Tracks eyes, breath, aftershave

IBM has filed applications for a dozen patents that seek a whole new level of airport security.

Forget full-body scans, which are currently being touted as the Next Big Thing™ in security in the wake of the Christmas Day Nigerian crotchbomber. We can't even be sure they would have stopped him.

The IBM patent applications, turned up by InformationWeek's Alexander Wolfe, outline technologies that track you as you stroll through an airport, sniff you, check out what you're eating and drinking, scrutinize your attire, watch for "furtive" eye movements, and employ a host of other sensors.

That information is then fed to an inference engine that compares the sensors' data to a knowledge base and alerts security if its set of rules determine you might be a threat. And all of this will be done in real time - or, at least, real enough to nab you before you get on an airliner and activate your lethal underpants.

The core idea of the patents is to use a variety of sensors arrayed throughout an airport, both indoors in out. These sensors attempt to both spot suspicious activity and find already-identified suspects, matched to a knowledge base of possible terrorists.

IW details three of the patents. One, "Detecting Behavioral Deviations by Measuring Eye Movements," describes methods of tracking a subject's eye movements by a battery of cameras looking for "furtive glances, fixed and unblinking stares, concentrated focus, lack of focus, changes in pupil dilation, or any other unusual eye movements." If a subject's eye movements are considered sufficiently shifty, he or she would be identified "as a person of interest" and the gendarmes would move in.

Although the majority of the patent filing deals with identifying as-yet-unknown shifty individuals, the system's cameras could be supplemented with audio recorders and match images and sounds against a knowledge base of known suspects.
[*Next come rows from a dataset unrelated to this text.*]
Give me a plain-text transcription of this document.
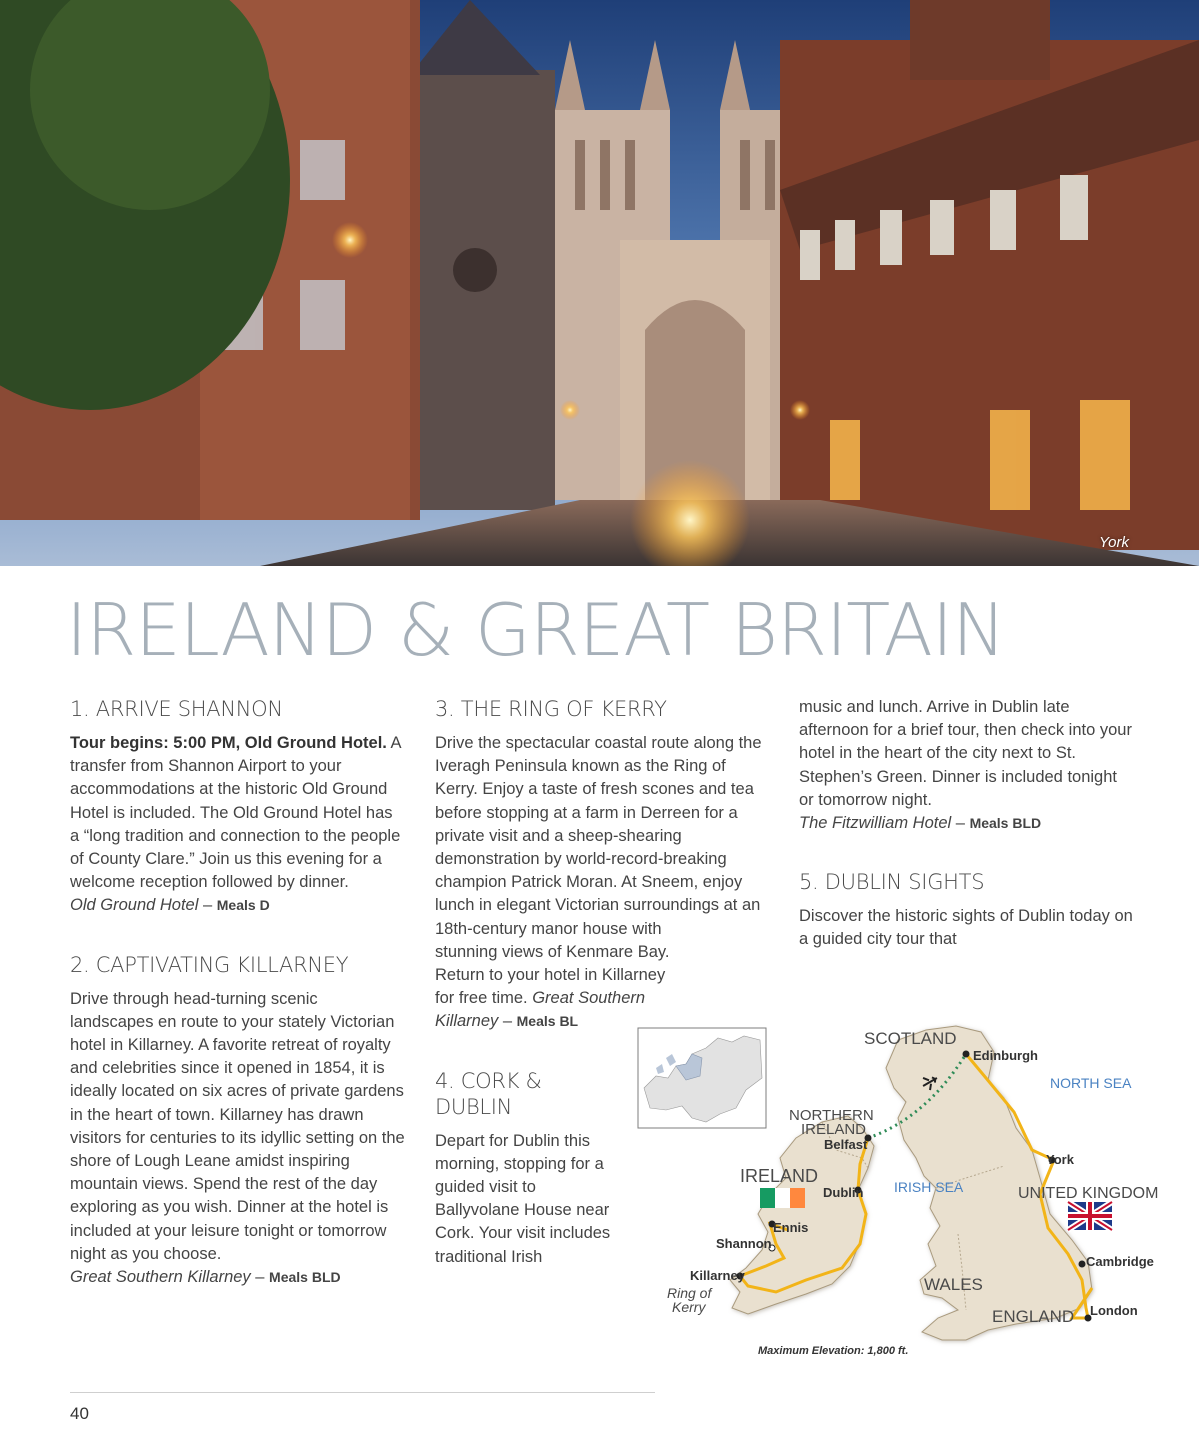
York
IRELAND & GREAT BRITAIN
1. ARRIVE SHANNON

Tour begins: 5:00 PM, Old Ground Hotel. A transfer from Shannon Airport to your accommodations at the historic Old Ground Hotel is included. The Old Ground Hotel has a “long tradition and connection to the people of County Clare.” Join us this evening for a welcome reception followed by dinner.
Old Ground Hotel – Meals D

2. CAPTIVATING KILLARNEY

Drive through head-turning scenic landscapes en route to your stately Victorian hotel in Killarney. A favorite retreat of royalty and celebrities since it opened in 1854, it is ideally located on six acres of private gardens in the heart of town. Killarney has drawn visitors for centuries to its idyllic setting on the shore of Lough Leane amidst inspiring mountain views. Spend the rest of the day exploring as you wish. Dinner at the hotel is included at your leisure tonight or tomorrow night as you choose.
Great Southern Killarney – Meals BLD

3. THE RING OF KERRY

Drive the spectacular coastal route along the Iveragh Peninsula known as the Ring of Kerry. Enjoy a taste of fresh scones and tea before stopping at a farm in Derreen for a private visit and a sheep-shearing demonstration by world-record-breaking champion Patrick Moran. At Sneem, enjoy lunch in elegant Victorian surroundings at an 18th-century manor house with

stunning views of Kenmare Bay. Return to your hotel in Killarney for free time. Great Southern Killarney – Meals BL

4. CORK & DUBLIN

Depart for Dublin this morning, stopping for a guided visit to Ballyvolane House near Cork. Your visit includes traditional Irish

music and lunch. Arrive in Dublin late afternoon for a brief tour, then check into your hotel in the heart of the city next to St. Stephen’s Green. Dinner is included tonight or tomorrow night.
The Fitzwilliam Hotel – Meals BLD

5. DUBLIN SIGHTS

Discover the historic sights of Dublin today on a guided city tour that

SCOTLAND
Edinburgh
NORTH SEA
NORTHERN
IRELAND
Belfast
IRELAND
Dublin IRISH SEA
York
UNITED KINGDOM
Ennis
Shannon
Killarney
Ring of
Kerry
Cambridge
WALES
ENGLAND London
Maximum Elevation: 1,800 ft.
40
The system could track a face, license plate, an identification badge, tattoos, scars, an eye's iris pattern, or its retinal pattern. It may also use audio data to identify a person's voice.

A second patent, "Unique Cohort Discovery from Multimodal Sensory Devices," takes the ocular-recognition technology to the next level by expanding the types of sensors to be used to infrared, chemical, biometric, and temperature sensors; motion, metal, and radar detectors; GPS receivers; microphones; photosensors; seismographs; and anemometers. This filing isn't limited to tracking folks in airports, but in all public spaces, including parks and stores.